Le militant pointe deux défis majeurs pour l'État : la transparence et l'implication réelle des communautés. Selon lui, sans une intégration pleine et entière des avis des populations riveraines, la gestion des ressources restera source de tensions.
Le scandale de la fuite de gaz sur la plateforme GTA
L’un des moments forts de l'intervention de Greenpeace a concerné la gestion de la fuite de gaz survenue en février dernier sur le puits A-02 de la plateforme Grand Tortue Ahmeyim (GTA), exploitée par BP. Mouhamadou Diop a fustigé le « mépris » de la multinationale, qui a attendu deux semaines avant de communiquer officiellement. « Savons-nous si la fuite persiste ? On ne sait pas. Savons-nous s'il y a eu d'autres fuites avant ? On ne sait pas non plus », a-t-il martelé, soulignant que ni le Sénégal, ni la Mauritanie n’ont eu les moyens techniques de vérifier le colmatage effectif de la fuite.
L’inquiétude est surtout sanitaire. Les populations ont consommé l'eau et les poissons de cette zone. « Les conséquences sur leur santé se verront dans 10 ou 20 ans. À ce moment-là, BP aura déjà fini d'exploiter la zone et sera partie », a-t-il prévenu.

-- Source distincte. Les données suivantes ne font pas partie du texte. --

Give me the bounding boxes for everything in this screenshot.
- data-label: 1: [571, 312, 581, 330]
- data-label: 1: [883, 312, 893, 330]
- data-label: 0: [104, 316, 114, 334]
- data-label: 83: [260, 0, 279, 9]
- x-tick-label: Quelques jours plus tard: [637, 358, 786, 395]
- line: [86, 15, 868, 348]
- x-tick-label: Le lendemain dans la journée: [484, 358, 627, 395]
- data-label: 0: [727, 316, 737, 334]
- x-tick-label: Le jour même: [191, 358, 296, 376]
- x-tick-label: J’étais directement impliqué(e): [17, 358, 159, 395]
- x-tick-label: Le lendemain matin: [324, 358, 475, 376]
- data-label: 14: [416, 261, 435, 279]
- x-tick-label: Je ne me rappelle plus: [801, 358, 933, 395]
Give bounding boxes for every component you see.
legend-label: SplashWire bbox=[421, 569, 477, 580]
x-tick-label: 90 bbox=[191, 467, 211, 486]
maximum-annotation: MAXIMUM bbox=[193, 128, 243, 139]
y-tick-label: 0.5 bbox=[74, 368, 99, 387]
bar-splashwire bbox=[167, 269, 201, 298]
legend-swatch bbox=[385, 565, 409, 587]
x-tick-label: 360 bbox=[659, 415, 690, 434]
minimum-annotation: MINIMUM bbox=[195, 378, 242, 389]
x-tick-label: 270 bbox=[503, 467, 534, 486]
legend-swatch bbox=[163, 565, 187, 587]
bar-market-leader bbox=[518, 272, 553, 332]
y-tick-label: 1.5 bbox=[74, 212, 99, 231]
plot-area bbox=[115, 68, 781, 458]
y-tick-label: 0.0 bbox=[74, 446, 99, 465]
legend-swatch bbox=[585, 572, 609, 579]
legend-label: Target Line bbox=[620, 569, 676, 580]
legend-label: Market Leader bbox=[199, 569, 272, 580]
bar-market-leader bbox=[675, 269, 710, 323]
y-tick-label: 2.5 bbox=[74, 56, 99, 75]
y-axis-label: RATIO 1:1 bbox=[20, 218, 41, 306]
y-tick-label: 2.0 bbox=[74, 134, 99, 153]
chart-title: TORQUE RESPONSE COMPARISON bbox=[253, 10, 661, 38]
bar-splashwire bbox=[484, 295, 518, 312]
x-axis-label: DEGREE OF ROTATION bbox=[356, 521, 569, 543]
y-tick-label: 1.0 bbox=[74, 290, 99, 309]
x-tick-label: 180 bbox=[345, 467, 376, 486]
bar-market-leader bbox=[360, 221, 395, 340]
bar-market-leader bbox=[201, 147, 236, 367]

Kédougou, entre détonations et déforestation massive
Si le gaz inquiète sur la côte, l’or dévaste l’Est du pays. Oumar Diao, Président de l’association Alerte Kédougou et Conseiller départemental, a dressé un portrait sombre de la situation minière: L'usage d'explosifs par les compagnies minières cause des bruits « tympanisants », affectant la santé des riverains et terrorisant la faune locale.
Le bras du fleuve Sénégal subit une pollution intense due à l'orpaillage semi-mécanisé. Malgré un décret interdisant l'exploitation à moins de 500 mètres du fleuve, la menace persiste. La mécanisation de l'orpaillage traditionnel entraîne une déforestation massive. « Pour creuser un seul trou d'extraction (dama), entre 100 et 150 arbres sont abattus », révèle M. Diao.
Vers une réforme des textes législatifs
Pour sortir de cette impasse, les panélistes ont appelé à une harmonisation urgente du cadre légal. Oumar Diao préconise une mise en cohérence du Code minier, du Code de l'environnement et du Code des collectivités locales. Face à ce qu’il qualifie de « carnage écologique », il exhorte l'État à transférer davantage de compétences aux collectivités territoriales pour permettre un meilleur encadrement de l'activité minière.
L'objectif est clair : protéger l’écosystème tout en garantissant que les richesses du sous-sol profitent réellement à ceux qui vivent au-dessus.